Some people don't care much even if they have a stye in their eyes, which will make the stye more serious, or even more swollen, eventually affecting their normal eye use and vision. People need to use medication to relieve the symptoms, such as some therapeutic eye drops, or directly use surgery, which is currently the most effective treatment method.

What to do if the stye is getting more and more swollen

1. Drug treatment: Topical application of various antibiotic eye drops, 3 to 4 times/d. Before applying the medicine, squeeze and empty the secretions in the lacrimal sac so that the medicine can be absorbed into the lacrimal sac; systemic use of sulfonamides or antibiotics. After a period of treatment, the purulent secretions can disappear, but the blockage and retention cannot be relieved. This can only be used as a preparation before surgery.

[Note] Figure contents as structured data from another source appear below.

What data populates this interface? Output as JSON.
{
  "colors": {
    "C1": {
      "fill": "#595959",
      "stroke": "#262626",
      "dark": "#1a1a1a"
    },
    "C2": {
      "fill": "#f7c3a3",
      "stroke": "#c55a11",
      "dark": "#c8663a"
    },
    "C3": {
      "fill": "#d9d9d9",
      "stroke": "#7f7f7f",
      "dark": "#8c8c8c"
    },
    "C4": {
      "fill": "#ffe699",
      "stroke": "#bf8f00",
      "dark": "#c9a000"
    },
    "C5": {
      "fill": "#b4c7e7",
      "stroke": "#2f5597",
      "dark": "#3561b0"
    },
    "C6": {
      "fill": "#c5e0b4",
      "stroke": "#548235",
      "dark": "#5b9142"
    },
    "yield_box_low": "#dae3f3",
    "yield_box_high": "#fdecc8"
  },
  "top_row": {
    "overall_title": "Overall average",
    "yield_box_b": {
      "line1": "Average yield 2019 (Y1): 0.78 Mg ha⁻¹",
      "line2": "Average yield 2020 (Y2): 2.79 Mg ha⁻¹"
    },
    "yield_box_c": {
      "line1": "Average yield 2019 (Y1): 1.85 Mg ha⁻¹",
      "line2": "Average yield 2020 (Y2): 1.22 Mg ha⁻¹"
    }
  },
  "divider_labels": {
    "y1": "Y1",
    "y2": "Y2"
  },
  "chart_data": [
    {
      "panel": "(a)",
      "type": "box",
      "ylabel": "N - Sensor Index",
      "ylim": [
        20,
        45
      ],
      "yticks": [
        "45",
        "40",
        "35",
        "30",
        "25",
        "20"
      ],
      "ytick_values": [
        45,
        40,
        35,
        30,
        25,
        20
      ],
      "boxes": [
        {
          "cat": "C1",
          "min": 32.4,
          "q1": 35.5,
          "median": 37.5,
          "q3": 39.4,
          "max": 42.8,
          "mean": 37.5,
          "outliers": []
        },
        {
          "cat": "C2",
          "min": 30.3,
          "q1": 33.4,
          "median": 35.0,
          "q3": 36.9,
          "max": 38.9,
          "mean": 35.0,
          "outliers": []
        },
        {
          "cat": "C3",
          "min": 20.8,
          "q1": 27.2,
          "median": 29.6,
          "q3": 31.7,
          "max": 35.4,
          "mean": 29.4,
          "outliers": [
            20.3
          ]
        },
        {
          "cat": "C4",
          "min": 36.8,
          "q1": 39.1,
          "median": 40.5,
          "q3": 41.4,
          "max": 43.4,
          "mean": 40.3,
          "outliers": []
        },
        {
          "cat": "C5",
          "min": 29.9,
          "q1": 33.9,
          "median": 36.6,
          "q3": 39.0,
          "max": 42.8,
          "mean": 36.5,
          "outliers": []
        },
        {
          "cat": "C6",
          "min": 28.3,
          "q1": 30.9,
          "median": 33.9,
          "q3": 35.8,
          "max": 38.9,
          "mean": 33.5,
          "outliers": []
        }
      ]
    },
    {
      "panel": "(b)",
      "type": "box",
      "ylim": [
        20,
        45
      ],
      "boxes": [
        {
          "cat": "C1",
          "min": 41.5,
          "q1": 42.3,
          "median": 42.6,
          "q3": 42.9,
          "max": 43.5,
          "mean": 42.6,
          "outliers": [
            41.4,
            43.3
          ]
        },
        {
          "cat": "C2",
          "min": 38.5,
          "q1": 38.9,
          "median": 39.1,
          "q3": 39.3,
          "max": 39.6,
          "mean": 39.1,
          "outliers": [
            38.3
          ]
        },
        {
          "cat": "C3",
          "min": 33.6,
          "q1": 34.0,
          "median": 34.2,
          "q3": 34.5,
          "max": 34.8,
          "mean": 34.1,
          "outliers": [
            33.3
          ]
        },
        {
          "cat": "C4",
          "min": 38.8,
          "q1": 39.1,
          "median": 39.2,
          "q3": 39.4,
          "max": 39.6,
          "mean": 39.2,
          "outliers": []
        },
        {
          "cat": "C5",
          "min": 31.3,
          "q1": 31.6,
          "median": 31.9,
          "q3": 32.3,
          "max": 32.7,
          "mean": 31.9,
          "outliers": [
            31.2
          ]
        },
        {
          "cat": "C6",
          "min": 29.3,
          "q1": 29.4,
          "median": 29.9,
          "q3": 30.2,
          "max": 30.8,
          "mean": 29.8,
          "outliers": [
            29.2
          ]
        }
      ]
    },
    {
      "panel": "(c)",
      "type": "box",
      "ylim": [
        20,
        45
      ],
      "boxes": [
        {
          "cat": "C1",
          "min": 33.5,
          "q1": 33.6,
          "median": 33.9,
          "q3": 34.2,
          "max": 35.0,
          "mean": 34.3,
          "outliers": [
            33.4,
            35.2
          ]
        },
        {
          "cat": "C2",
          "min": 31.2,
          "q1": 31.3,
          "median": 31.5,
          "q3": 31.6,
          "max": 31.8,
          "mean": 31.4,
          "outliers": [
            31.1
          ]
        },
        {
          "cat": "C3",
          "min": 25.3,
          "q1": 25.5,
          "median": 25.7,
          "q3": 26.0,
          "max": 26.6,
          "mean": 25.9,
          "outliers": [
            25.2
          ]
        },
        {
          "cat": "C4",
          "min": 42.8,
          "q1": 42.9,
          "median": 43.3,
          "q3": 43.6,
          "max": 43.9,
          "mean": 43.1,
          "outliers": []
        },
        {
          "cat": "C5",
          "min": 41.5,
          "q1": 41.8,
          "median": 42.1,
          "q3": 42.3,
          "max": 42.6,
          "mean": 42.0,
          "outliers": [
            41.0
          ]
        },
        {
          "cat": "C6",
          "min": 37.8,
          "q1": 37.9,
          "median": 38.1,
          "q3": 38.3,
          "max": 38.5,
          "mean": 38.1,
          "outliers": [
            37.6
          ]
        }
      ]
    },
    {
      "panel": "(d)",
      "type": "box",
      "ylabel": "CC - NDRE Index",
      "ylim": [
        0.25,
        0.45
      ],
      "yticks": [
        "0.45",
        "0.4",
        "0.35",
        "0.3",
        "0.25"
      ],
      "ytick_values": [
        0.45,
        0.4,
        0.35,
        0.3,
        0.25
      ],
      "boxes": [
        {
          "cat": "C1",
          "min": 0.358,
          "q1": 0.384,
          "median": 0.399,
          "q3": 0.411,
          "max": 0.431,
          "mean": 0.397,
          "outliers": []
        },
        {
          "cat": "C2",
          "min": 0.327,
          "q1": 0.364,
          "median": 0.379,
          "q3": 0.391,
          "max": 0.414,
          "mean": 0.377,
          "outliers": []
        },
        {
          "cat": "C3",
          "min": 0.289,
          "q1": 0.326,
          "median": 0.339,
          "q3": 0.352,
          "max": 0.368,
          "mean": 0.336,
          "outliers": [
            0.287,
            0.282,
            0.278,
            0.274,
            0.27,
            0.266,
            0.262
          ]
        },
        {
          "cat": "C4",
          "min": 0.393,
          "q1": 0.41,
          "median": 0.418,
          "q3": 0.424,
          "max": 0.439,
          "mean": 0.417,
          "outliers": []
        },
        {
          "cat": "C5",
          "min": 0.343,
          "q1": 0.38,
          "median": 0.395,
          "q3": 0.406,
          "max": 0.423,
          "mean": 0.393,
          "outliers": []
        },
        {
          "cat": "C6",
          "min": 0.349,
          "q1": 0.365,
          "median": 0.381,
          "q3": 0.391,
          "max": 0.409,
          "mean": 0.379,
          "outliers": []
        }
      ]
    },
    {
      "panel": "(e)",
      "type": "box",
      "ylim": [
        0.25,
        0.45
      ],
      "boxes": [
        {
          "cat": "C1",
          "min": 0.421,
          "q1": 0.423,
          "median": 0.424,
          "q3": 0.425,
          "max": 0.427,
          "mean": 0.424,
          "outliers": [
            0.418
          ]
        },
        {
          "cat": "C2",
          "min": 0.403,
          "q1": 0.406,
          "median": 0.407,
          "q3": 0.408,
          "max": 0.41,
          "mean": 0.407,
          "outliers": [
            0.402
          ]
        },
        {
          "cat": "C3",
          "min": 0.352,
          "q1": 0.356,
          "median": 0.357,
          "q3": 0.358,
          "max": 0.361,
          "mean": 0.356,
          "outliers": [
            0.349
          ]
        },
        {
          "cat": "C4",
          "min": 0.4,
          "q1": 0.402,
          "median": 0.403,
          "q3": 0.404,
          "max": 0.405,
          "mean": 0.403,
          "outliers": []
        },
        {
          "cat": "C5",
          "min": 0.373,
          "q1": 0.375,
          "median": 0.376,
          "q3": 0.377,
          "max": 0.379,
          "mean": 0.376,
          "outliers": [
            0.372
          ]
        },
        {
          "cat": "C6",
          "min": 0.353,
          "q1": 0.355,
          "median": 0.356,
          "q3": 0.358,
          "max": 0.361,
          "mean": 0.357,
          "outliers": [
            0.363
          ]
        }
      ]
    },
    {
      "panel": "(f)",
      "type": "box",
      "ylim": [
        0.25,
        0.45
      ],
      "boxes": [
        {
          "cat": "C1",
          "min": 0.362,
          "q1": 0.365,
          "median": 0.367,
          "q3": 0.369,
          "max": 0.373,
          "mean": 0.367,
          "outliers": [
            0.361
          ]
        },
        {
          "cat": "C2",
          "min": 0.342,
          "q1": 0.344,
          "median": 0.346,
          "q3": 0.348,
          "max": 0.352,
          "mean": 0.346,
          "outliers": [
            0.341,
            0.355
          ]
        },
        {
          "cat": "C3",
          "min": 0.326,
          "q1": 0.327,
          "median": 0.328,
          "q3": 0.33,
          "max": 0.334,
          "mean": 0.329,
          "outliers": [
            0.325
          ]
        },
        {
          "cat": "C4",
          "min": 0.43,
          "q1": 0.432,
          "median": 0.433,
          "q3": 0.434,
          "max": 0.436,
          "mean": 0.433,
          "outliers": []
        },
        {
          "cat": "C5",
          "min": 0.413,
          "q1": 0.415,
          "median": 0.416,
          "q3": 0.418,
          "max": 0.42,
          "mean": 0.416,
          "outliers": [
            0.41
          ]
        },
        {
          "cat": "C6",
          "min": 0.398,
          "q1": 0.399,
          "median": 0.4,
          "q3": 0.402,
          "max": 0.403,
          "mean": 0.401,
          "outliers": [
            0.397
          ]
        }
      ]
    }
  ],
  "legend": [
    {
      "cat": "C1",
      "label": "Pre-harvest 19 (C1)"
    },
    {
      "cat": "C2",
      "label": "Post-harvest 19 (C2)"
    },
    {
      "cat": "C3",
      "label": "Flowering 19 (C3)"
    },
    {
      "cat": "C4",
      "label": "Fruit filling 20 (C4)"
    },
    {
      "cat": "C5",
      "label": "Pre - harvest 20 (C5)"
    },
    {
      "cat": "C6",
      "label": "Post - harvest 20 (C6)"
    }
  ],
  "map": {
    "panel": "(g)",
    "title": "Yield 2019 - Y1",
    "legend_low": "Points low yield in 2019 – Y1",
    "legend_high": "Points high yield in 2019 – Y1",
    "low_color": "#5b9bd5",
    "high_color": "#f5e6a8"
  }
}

2. Flush the lacrimal duct: In order to completely remove purulent or mucous secretions and enhance the efficacy of drugs, the lacrimal sac can be flushed with normal saline. After the pus is flushed clean, 0.3 to 0.5 ml of antibiotics can be injected. Flushing with a mixture of antibiotics, cortical hormones and cellulose-soluble liquid can resist infection, inflammation and soften adhesions. It can have a better effect on early blockages without fixed scars.

3. Lacrimal duct dilation and exploration: After the above treatment and flushing without purulent secretions, dilation and exploration can be tried. Simultaneous intranasal drops of antibiotics and ephedrine solution may be effective for membranous or fibrinous obstruction. If probing fails 2 to 3 times, surgical treatment should be considered.

3. Dacryocystectomy: In order to remove purulent lacrimal sac lesions, people have performed dacryocystectomy a long time ago, and it has become very common since then. Until the beginning of the 20th century, dacryocystorhinostomy was gradually developed and improved, and chronic dacryocystitis was generally treated with dacryocystorhinostomy. However, it is still necessary to perform lacrimal sac removal when continuing to perform intraocular surgery for patients with lacrimal sac tuberculosis, lacrimal sac tumors suspected to be malignant, or severe corneal ulcers, acute glaucoma, or ocular trauma.

During surgery, the lacrimal sac should be completely separated, with special attention paid to removing the base of the lacrimal sac, the connection between the lacrimal sac and the common (small) lacrimal duct, and the lower end of the lacrimal sac. The mucosa of the entire length of the nasolacrimal duct to the nasal cavity should be scraped. Once diseased mucosa remains, it may recur, become festered or form fistulas. After the lacrimal sac is removed, no pus will be discharged into the conjunctival sac, the irritation will be reduced, and the symptoms of tearing will be greatly alleviated. The patient can get used to it after a few weeks, so it is still a valuable operation. In order to avoid leaving scars on the skin, some scholars make the incision at the junction of the inner canthus skin and mucosa, from the upper lacrimal punctum to the lower lacrimal punctum, but the exposed surgical field is slightly narrow, making the operation more difficult.